How Large Language Models (LLMs) Think: Turning Meaning into Math

October 7, 2025 • Category: AI & The Mathematics of Language • Tags: #AI, #embeddings, #geometry, #linear algebra, #LLMs

Digital artwork showing vector/matrix math with the output being words, symbolizing that AI generates words from linear algebra operations. — *Meaning takes shape in mathematics long before it reaches words.*

When you enter a sentence into a Large Language Model (LLM) such as ChatGPT or Claude , the model does not process words as language. It represents them as numbers.

Each word, phrase, and code token becomes a vector — a list of real-valued coordinates within a high-dimensional space. Relationships between meanings are captured not by grammar or logic but by geometry. The closer two vectors lie, the more similar their semantic roles appear to the model.

This is the mathematical foundation of large language models: linear algebra. Matrix multiplication, vector projection, cosine similarity, and normalization define how the model navigates this vast space of meaning. What feels like understanding is actually the alignment of high-dimensional vectors governed by probability and geometry.

“Linear algebra and geometry do more than support AI; they create its language of meaning.”

This post explains how those operations create what we perceive as context and comprehension. You will see how linear algebra forms the bridge between words and meaning and how tools such as Python or MATLAB make this hidden structure visible. For a conceptual introduction to how models interpret code, start with How AI Reads Code: What Large Language Models Actually Understand .

From Words to Numbers

Computers don’t understand language.

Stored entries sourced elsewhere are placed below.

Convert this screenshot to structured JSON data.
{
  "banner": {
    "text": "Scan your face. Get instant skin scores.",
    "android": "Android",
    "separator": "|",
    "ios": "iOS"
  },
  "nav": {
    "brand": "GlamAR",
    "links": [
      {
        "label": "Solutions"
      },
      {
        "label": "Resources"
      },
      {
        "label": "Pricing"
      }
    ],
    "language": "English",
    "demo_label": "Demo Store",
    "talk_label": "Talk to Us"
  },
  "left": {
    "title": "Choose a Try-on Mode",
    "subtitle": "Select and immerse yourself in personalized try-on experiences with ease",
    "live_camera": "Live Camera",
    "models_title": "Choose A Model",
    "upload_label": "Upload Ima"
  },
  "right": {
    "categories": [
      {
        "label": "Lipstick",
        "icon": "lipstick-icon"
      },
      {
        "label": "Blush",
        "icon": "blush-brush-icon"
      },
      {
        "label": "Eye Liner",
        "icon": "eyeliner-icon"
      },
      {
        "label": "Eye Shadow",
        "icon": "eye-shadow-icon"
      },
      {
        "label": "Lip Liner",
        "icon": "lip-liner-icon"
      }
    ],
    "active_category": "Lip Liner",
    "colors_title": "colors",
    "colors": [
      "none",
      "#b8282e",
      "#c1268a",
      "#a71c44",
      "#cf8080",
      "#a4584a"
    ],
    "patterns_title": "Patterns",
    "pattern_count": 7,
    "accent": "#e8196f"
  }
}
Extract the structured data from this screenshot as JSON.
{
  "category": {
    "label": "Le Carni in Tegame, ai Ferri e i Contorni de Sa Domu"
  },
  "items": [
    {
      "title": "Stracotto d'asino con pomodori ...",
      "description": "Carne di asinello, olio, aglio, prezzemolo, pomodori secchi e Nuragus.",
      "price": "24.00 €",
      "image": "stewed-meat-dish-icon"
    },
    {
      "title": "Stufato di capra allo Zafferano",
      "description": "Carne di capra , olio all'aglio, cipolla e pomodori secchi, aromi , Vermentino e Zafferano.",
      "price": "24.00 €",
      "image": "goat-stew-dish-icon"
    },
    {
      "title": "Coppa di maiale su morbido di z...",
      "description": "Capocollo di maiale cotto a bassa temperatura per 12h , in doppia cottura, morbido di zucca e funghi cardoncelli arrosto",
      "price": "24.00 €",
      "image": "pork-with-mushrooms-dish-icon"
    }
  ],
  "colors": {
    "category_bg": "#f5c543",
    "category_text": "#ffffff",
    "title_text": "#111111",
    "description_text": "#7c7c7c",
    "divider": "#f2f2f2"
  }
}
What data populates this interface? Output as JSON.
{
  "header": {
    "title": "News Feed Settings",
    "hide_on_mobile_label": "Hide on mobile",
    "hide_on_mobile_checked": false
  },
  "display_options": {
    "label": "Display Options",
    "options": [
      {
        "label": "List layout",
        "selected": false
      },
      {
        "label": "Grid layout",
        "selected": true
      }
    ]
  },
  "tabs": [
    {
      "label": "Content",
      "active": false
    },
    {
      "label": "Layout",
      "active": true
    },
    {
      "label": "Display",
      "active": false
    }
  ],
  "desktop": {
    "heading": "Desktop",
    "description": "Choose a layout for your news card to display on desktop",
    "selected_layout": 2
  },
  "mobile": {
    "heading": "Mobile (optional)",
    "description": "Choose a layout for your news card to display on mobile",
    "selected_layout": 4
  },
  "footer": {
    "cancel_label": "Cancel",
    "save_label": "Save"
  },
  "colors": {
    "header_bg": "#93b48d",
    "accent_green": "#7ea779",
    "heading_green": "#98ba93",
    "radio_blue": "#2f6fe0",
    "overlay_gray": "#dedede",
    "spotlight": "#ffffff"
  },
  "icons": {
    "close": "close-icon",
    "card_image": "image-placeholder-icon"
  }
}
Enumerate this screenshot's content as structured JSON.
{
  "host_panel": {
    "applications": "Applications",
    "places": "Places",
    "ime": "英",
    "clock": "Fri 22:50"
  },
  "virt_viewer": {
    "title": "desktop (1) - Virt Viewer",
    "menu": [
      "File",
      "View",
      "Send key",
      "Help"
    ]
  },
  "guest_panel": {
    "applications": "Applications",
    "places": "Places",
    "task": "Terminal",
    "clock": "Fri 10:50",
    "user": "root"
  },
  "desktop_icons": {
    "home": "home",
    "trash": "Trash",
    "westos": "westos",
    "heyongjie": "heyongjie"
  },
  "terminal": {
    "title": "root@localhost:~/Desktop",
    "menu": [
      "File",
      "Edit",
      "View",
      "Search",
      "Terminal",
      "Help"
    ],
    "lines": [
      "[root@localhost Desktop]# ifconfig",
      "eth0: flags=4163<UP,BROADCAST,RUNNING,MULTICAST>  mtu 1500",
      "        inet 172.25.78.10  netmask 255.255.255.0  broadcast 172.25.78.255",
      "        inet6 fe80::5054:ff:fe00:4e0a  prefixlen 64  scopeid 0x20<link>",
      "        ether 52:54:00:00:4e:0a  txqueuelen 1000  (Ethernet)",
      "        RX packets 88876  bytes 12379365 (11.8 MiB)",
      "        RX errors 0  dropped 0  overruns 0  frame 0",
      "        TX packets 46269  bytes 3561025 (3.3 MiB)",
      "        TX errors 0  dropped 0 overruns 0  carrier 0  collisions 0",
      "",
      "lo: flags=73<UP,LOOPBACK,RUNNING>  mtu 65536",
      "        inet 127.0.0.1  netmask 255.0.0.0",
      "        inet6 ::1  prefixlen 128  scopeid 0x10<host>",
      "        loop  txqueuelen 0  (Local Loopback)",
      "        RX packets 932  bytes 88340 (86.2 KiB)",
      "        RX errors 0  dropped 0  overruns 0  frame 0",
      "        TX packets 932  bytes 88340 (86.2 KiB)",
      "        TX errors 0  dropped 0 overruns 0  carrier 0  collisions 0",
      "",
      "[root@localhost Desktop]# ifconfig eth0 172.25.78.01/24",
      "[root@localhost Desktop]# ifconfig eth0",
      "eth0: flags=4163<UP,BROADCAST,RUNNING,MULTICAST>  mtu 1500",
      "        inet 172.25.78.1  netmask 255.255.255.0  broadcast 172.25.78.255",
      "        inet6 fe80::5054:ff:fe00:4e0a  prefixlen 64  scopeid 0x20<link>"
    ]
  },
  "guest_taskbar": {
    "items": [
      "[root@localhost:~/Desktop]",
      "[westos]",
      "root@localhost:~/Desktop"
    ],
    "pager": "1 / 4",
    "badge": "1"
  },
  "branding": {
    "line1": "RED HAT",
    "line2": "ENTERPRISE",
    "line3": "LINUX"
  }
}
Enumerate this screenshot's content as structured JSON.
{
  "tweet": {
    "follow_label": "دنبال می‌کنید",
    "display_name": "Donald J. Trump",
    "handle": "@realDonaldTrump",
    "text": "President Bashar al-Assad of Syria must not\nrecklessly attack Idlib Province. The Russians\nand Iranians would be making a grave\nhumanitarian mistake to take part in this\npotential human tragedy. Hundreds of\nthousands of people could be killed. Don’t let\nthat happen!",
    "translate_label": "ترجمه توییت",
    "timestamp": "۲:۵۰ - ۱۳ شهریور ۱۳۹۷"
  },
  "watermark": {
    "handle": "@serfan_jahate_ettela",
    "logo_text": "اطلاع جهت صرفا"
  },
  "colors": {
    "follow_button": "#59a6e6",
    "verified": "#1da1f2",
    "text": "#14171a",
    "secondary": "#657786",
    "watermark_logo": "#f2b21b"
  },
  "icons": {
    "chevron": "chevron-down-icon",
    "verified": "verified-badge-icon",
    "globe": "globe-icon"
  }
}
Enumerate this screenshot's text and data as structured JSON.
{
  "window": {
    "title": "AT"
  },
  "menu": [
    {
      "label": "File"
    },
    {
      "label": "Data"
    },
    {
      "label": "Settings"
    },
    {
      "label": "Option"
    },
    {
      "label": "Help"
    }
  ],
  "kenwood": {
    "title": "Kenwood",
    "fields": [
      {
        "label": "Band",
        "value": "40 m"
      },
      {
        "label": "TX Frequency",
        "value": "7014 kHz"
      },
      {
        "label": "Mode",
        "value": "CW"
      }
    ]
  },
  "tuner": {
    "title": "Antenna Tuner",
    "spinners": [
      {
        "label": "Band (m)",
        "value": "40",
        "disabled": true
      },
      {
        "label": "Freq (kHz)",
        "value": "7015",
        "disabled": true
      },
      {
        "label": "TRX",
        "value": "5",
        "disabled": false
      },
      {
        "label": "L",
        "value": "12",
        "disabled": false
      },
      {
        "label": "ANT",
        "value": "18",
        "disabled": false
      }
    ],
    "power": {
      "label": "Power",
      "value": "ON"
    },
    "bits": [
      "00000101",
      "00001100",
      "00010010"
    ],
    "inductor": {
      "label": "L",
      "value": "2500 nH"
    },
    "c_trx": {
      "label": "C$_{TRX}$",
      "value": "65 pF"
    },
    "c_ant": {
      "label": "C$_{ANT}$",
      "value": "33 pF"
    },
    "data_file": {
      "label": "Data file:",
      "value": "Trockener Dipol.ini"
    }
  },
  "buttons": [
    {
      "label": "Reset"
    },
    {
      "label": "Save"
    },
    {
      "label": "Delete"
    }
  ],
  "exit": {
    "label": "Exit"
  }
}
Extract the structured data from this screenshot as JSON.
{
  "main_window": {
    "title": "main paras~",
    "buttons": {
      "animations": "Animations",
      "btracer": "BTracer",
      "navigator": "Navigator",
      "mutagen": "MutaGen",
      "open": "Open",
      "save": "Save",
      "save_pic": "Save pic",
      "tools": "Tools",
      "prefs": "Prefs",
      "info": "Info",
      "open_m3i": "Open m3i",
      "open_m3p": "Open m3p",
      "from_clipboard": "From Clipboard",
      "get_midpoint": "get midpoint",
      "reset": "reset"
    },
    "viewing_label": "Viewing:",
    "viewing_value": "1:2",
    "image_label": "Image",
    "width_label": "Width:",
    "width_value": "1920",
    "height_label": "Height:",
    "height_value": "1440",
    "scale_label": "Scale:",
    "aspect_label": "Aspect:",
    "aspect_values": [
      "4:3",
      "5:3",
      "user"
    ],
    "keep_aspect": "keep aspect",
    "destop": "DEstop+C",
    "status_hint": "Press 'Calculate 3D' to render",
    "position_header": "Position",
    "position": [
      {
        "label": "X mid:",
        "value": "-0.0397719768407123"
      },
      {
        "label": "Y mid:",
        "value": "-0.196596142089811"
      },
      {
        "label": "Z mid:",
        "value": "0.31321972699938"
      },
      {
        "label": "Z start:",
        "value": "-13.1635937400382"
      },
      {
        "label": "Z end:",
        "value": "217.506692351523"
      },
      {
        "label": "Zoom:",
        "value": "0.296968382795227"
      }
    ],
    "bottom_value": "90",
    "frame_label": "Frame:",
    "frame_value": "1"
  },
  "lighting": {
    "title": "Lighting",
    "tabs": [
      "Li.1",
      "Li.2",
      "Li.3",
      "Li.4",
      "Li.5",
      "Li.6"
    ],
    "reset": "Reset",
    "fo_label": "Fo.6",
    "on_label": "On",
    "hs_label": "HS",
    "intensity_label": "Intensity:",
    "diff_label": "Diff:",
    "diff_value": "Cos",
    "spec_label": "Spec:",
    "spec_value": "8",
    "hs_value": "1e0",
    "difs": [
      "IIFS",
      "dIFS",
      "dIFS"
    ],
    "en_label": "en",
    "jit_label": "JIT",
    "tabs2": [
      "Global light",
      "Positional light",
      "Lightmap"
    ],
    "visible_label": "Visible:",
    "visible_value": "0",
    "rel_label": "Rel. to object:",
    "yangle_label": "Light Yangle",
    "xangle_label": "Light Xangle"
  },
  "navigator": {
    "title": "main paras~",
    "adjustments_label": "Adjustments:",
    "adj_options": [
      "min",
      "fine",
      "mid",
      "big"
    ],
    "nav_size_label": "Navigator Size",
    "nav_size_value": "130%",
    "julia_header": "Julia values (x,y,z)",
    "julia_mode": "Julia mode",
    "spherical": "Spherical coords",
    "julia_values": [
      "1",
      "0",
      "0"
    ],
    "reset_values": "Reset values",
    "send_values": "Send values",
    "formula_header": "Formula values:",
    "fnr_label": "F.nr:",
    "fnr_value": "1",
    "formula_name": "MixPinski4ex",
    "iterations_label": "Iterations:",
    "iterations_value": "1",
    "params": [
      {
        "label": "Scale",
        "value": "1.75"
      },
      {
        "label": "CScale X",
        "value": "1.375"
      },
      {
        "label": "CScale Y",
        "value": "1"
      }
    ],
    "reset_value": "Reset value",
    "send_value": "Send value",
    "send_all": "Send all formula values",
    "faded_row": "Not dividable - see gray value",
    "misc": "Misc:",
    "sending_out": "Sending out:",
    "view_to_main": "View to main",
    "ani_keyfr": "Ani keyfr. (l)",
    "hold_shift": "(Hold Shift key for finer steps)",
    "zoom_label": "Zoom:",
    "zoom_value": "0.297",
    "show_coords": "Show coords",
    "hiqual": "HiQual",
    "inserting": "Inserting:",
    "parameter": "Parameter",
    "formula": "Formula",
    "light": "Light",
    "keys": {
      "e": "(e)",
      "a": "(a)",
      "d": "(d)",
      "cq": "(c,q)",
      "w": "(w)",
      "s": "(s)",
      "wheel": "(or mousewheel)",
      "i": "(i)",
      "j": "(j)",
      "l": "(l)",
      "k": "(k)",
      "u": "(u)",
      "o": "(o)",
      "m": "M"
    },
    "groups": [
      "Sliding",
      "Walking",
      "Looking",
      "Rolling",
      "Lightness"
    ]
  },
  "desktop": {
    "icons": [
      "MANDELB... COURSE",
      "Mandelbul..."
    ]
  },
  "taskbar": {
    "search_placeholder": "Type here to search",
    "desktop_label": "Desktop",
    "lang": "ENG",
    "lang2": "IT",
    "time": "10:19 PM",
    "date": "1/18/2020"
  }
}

They understand numbers. So before a model can process text, it has to convert every token (a word or fragment) into a numerical vector (in this case, representing a list of floating-point values).

Here’s a simplified Python example:

1
2
3
4
5
from sklearn.feature_extraction.text import CountVectorizer

vectorizer = CountVectorizer()
X = vectorizer.fit_transform(["AI reads code", "AI writes code"])
print(X.toarray())

Output:

[[1 1 1 0]
 [1 0 1 1]]

Each word becomes part of a vector representation showing which tokens appear together. Modern models go far beyond this in that they use dense, continuous embeddings instead of simple counts, but the principle is the same: text becomes math.

The Geometry of Meaning

An embedding is not a dictionary lookup. It is a coordinate in a high-dimensional space with thousands of dimensions where mathematical proximity corresponds to semantic similarity.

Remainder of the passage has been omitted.